Do conflicts/arguments strengthen friendships/relationships ?

by JH 23 Replies latest jw friends

  • troucul
    troucul

    no

  • talesin
    talesin

    just 2 cents, random thoughts ..

    I think that if one maintains their individuality in a relationship, there will always be conflicts of interest . Proplog 2 said,

    Communication is a SKILL. I've never met anyone who was good at communications without working at it.
    Ideally, communication is one of the skills that we use to resolve conflict. Empathy is another key element. Etc. Another poster said they felt it was important to separate conflict and argument. I heartily agree. Conflicts can be resolved without arguments. I've seen it in action. Some folks find arguments productive, and stick to the rules, and it seems to work for them. Others do not. My preference is not . Interesting topic. xo tal (xo to sunni, LB/DL) thank you, and good night!
  • Eyebrow2
    Eyebrow2

    It used to irritate the hell out of me that my husband wouldn't argue with me when we disagreed about something.

    It took me a long time to understand that was because he and his ex used to argue...screaming matches, etc...a whole lot. To me, you don't have to yell to have a arguement.

    Sometimes I think people may need a civil arguement to really get the others point of view.

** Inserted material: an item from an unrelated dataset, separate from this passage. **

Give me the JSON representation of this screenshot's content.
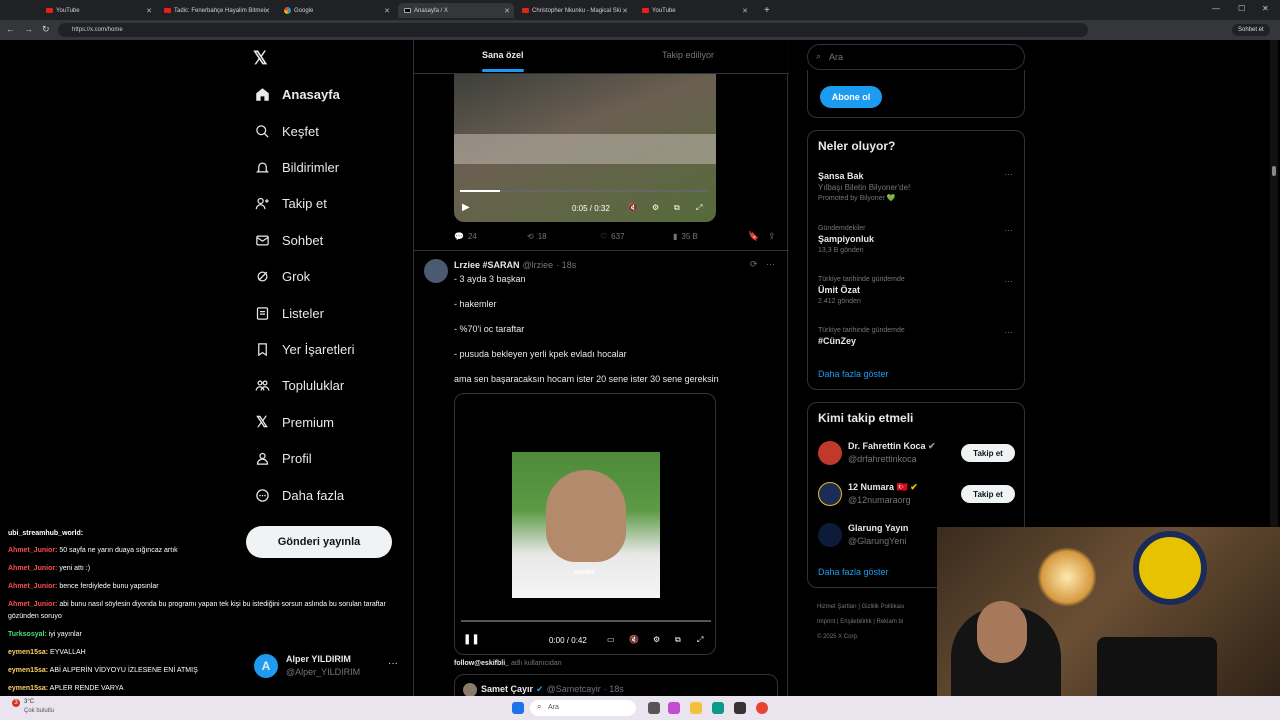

It depends on the personality.

    I guess it really depends on how you view arguements..to me it is a heated discussion, not necessarily a fight. My husband used to fight a lot with his ex...we have had a few arguements, but never any fights.

    I think the difference is that through these arguements, we both have learned what buttons to push that would really REALLY put the other over the edge...AND WE DO NOT PUSH THEM.

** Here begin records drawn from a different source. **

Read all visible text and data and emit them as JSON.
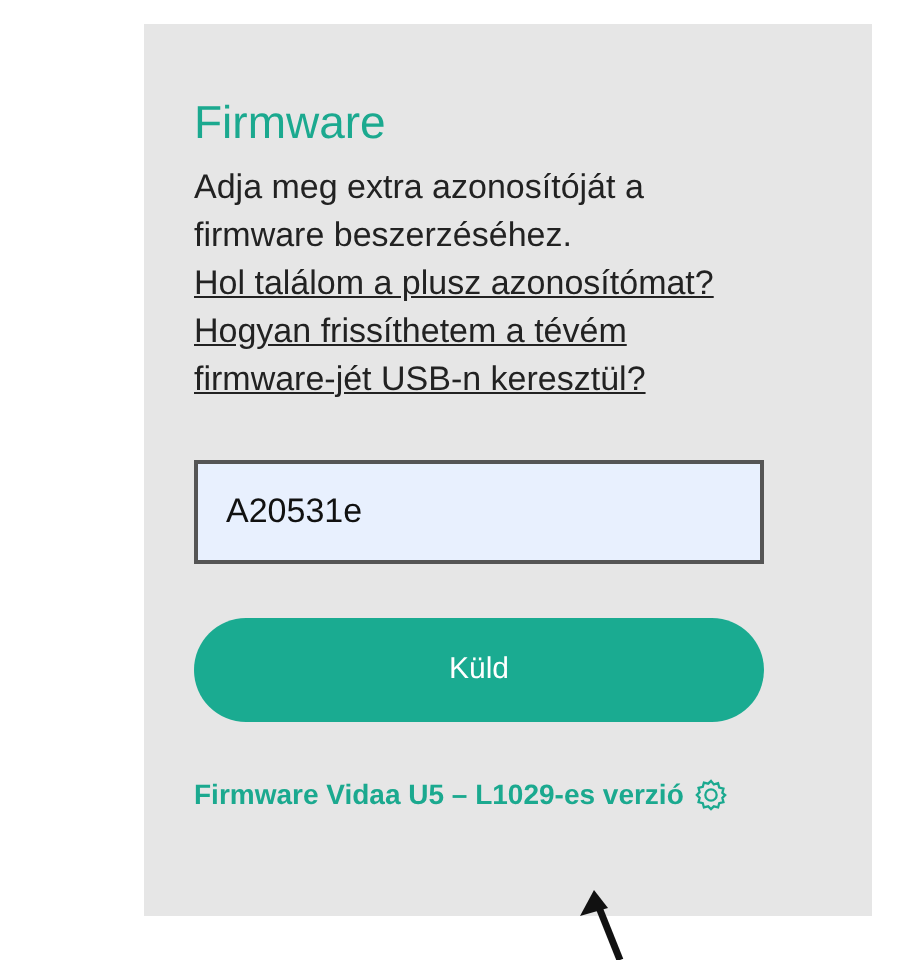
{
  "title": "Firmware",
  "intro": "Adja meg extra azonosítóját a firmware beszerzéséhez.",
  "links": [
    "Hol találom a plusz azonosítómat?",
    "Hogyan frissíthetem a tévém firmware-jét USB-n keresztül?"
  ],
  "id_field": {
    "value": "A20531e"
  },
  "submit_button": "Küld",
  "version_link": "Firmware Vidaa U5 – L1029-es verzió"
}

    (k, I am occaisionally tempted....)

  • LittleToe
    LittleToe

    There's nothing wrong with discussion, and occasionally it may need to be frank. If voices have to be raised, however, then something is breaking down in communications IMHO.

    Regular conflicts/arguments would indicate to me that there were deeper issues, and rather than strengthen a relationship I would suggest they are damaging.

    I tend to be very empathic, and so those kind of conflicts physically hurt. But heck, that's just me. Some folks seem to thrive on them.

  • MidwichCuckoo
    MidwichCuckoo

    It depends on how many kitchen implements are involved.

  • Billygoat
    Billygoat
    You're totally wrong Billygoat.

    I guess I know now how you usually feel? LOL

  • zen nudist
    zen nudist

    passionate people often have passionate arguements and passionate love making as well... there is a definite connection

    where as very logical and rational people may avoid conflict and as a direct result they have no passion to keep the relationship when things go bad, they just walk away from it, logically,

    even mr spock got passionate every 7 years. .

  • Rayvin
    Rayvin

    I say it how the arguement is resolved that is most important. As well as respect for each other during the arguement. No name calling!

    Therapist speak is good to learn. example wife says " You are such a jerk. I have to always take the trash and and its your job" the hubby should say (most would really say "I am NOT a jerk " ) " I hear you saying.. you feel upset that I haven't been taking the trash out as much as you think I should"

    The most odd thing is when in an arguement we all filter the info given to us through our personal thoughts and feelings. If we hear someone say ' you didn't do laundry' you may internally hear " you are a bad housekeeper" . Thats where miscommunication comes in . We need to let the other person know that we hear things different and we need more clarification.

  • anewme
    anewme

    I like when I hear old married couples describe the secret ingredient for their marriage's longevity.
    They almost always say "Give and take" is the key. Each partner must be honest about what they like and dont like, but should be willing to give in sometimes to the whims of the other.

    What is absolute POISON to a relationship is while arguing names are called.

    My ex and I were first loves. We knew each other from H.S.
    We took each other for granted.
    We started treating each other casually and like brother and sister on hot tiring days. Both of us frustrated and mad at life etc. We began to tease and taunt each other. At first it was funny and silly and stupid. It did not seem to hurt. We both were just playing. But then the teasing would begin another day. And occur again. The teasing became a game during arguments and discussions.
    The occasional jab became more frequent. Our love life became destroyed.
    Our marriage became an appearance only thing... a business partnership.
    Our hearts longed for a loving friend who did not speak that way to us.

    Anyway, now in my latest marriage we have a rule.....no teasing. Its not for everyone I know. It sounds severe, but my husband is very loving and sweet and sincere and insists we only treat each other in a loving way. I listen to him because I came from an abusive home and my first marriage turned out so weird, so I am trying to be genuine and loving all the time. On these hot August days I find myself returning to old ways........teasing a little here and there....he sees it as abuse and puts a stop to it.
    I am open to learning new ways of living.

  • ButtLight
    ButtLight

    Do you have a specific conflict in mind JH???????????